The paper assumes that data rows would normally share similar data type, cell alignment, character spacing, font and size etc. different from the characteristics of the header (or header rows in case of a multi-dimensional table). It does not focus on other attributes that could differentiate header and data cells, for instance, background color and ruling lines.
First, a weighted average score analysis (involving font size score, string length score, overlap score, data type score, alignment score etc. and taking a weighted mean of these scores to define the match score of corresponding cells of two adjacent rows) to calculate similarity between each pair of consecutive rows and the first local minimum from top is marked to be the separation, considering that headers would generally appear in the beginning.
The results are found to not to be satisfactorily accurate and in order to improve the same, supervised learning algorithms are used for classification of table content into headers and data classes.
Row features like row length, cell size, number of characters, fraction of numeric, alphabetical and symbolic characters, font size, font type (bold/italic) etc. are defined. Another set of scores based on the comparison of neighboring rows are defined, which include average content repetition (using Levenshtein distance) average alignment, average overlap proportion etc. Analogously, features are defined for columns which are a subset of ones for rows. The paper uses three types of classifiers–SVM based (using Libsvm), logistic regression based (using R) and a random forest based classifier (using Weka toolkit) for classifying header cells and data cells.
CiteSeerX – a public scientific search engine and digital library, is used as a source of samples of actual scientific PDF documents. TableSeerX –an existing table detection tool is used to extract tables from PDF documents. The paper does not focus on other document media like image, handwritten or web pages. The tables detected in error from two randomly selected samples of 200 documents each are manually removed, which leaves 135 and 120 tables from sample 1 and sample 2 respectively, which is now the test sample. The proportion of various header types (one- dimensional when only a row or column header exists, two-dimensional when both exist and multi-dimensional headers) is determined for both samples. Another classification is made based on table layout complexity –simple and complex –further classified into tables having multi line cells, multi-level headers, long and folded tables, multi- dimensional tables and other irregular layouts. Both the data samples are found to have similar proportions of classes and it is concluded that the dataset is stable.

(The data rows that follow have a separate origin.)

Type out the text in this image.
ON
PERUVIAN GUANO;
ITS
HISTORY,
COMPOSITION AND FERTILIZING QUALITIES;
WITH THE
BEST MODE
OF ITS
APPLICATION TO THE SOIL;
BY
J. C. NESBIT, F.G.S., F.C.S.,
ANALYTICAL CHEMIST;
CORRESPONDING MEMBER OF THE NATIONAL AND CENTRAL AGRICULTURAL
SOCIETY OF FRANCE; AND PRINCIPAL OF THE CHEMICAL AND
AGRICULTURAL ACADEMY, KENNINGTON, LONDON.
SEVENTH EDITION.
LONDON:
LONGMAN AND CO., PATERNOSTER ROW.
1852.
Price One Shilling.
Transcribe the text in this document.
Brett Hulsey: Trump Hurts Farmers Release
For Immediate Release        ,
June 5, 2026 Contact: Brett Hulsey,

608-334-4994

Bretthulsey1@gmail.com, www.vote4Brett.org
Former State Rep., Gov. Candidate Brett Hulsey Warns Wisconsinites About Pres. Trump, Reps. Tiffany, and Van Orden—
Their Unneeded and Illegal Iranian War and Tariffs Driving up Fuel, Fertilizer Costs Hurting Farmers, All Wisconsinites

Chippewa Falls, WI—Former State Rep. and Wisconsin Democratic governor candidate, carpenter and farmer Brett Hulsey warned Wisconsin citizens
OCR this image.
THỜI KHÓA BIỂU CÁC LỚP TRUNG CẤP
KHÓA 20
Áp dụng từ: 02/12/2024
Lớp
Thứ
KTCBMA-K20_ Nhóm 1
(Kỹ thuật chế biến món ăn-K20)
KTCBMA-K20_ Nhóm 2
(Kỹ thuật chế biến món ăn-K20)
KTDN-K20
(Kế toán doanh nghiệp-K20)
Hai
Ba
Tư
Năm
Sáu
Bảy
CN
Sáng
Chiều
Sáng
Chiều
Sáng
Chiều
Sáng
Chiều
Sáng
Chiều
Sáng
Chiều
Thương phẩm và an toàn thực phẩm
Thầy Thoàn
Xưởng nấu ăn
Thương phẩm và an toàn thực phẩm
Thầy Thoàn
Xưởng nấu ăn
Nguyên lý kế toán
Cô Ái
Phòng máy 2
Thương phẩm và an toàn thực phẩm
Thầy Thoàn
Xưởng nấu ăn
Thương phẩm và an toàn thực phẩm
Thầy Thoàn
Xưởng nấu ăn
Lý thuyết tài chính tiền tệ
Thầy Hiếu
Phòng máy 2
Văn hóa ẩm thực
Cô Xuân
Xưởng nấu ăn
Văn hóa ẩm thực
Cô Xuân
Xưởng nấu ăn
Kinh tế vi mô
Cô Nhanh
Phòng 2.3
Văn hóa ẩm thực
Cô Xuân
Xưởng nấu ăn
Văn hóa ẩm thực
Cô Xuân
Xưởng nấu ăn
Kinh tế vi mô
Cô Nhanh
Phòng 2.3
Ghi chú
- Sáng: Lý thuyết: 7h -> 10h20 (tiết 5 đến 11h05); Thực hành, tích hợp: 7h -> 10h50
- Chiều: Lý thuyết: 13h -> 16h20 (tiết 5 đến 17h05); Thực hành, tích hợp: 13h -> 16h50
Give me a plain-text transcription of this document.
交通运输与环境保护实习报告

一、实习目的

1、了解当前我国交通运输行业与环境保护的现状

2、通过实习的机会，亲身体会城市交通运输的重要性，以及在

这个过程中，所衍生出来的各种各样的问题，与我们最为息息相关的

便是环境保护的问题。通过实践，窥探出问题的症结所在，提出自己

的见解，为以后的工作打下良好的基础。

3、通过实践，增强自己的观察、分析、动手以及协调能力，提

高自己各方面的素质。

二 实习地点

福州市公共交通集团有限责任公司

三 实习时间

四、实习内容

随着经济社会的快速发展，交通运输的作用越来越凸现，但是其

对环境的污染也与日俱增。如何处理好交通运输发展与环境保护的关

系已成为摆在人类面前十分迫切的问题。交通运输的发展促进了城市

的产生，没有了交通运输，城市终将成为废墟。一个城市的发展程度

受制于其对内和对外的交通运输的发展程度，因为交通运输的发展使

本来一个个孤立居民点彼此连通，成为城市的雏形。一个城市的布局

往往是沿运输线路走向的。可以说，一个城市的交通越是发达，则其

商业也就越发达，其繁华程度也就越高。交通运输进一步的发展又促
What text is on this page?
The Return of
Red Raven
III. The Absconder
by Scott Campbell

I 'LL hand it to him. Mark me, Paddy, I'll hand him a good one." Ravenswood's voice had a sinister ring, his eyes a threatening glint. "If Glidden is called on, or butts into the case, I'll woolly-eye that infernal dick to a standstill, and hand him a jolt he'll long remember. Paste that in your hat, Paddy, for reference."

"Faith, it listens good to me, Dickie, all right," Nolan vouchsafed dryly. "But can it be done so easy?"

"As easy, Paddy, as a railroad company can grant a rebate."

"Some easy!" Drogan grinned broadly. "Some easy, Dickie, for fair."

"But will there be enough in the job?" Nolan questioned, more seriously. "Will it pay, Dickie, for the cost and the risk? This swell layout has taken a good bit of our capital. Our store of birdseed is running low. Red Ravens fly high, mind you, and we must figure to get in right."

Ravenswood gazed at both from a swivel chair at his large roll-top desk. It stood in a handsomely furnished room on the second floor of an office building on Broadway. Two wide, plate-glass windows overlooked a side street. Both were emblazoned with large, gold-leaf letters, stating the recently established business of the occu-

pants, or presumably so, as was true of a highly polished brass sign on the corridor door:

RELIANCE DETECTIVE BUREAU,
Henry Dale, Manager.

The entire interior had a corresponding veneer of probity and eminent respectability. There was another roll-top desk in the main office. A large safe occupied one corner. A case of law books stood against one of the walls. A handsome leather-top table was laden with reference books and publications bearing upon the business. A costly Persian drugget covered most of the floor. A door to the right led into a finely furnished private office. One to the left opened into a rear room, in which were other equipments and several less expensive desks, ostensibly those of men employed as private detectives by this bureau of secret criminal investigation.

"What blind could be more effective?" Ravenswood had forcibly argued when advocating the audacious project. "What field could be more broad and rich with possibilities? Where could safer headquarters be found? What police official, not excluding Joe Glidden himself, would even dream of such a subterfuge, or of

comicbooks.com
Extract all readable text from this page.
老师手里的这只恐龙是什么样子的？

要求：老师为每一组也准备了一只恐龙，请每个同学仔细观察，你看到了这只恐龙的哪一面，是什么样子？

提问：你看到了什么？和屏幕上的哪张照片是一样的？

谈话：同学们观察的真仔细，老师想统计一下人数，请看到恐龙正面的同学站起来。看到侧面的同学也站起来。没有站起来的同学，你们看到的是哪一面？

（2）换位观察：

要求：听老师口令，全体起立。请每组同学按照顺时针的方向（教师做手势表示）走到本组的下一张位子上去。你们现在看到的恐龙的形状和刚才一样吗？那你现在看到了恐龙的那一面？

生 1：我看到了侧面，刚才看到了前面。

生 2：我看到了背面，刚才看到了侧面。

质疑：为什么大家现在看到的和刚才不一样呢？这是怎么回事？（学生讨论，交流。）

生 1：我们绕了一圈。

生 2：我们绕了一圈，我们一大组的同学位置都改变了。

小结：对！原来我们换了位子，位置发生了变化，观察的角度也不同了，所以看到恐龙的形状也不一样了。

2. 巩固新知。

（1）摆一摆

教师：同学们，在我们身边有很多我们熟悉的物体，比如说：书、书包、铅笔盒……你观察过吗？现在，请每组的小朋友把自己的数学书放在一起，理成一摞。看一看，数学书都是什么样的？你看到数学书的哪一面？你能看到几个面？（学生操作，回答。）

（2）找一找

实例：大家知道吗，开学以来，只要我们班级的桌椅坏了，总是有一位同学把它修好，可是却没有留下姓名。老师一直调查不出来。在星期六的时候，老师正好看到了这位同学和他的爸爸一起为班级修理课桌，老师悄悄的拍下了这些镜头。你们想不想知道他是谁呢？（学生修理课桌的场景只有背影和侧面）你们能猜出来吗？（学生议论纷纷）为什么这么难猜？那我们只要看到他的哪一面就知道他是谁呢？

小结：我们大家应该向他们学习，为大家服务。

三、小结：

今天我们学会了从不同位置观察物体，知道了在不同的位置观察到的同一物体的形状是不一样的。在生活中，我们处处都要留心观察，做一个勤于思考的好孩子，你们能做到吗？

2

Among the machine learning methods, which are evidently more accurate than the heuristic method first applied, it is seen that random forest outperforms the other two classifiers. The comparison of the accuracy between the classifiers is achieved using three parameters –precision, recall and F-measure (harmonic mean of precision and recall).
The impact of feature set (row feature set and neighboring row feature set) is tested on the random forest classifier. It is found that using both the feature sets together gives the most accurate results (97.4%). The InfoGain attribute evaluator of the Weka toolkit is used to show the most effective features to be –number of characters, fraction of alphabetic characters, font size, average alignment and consistency of data type.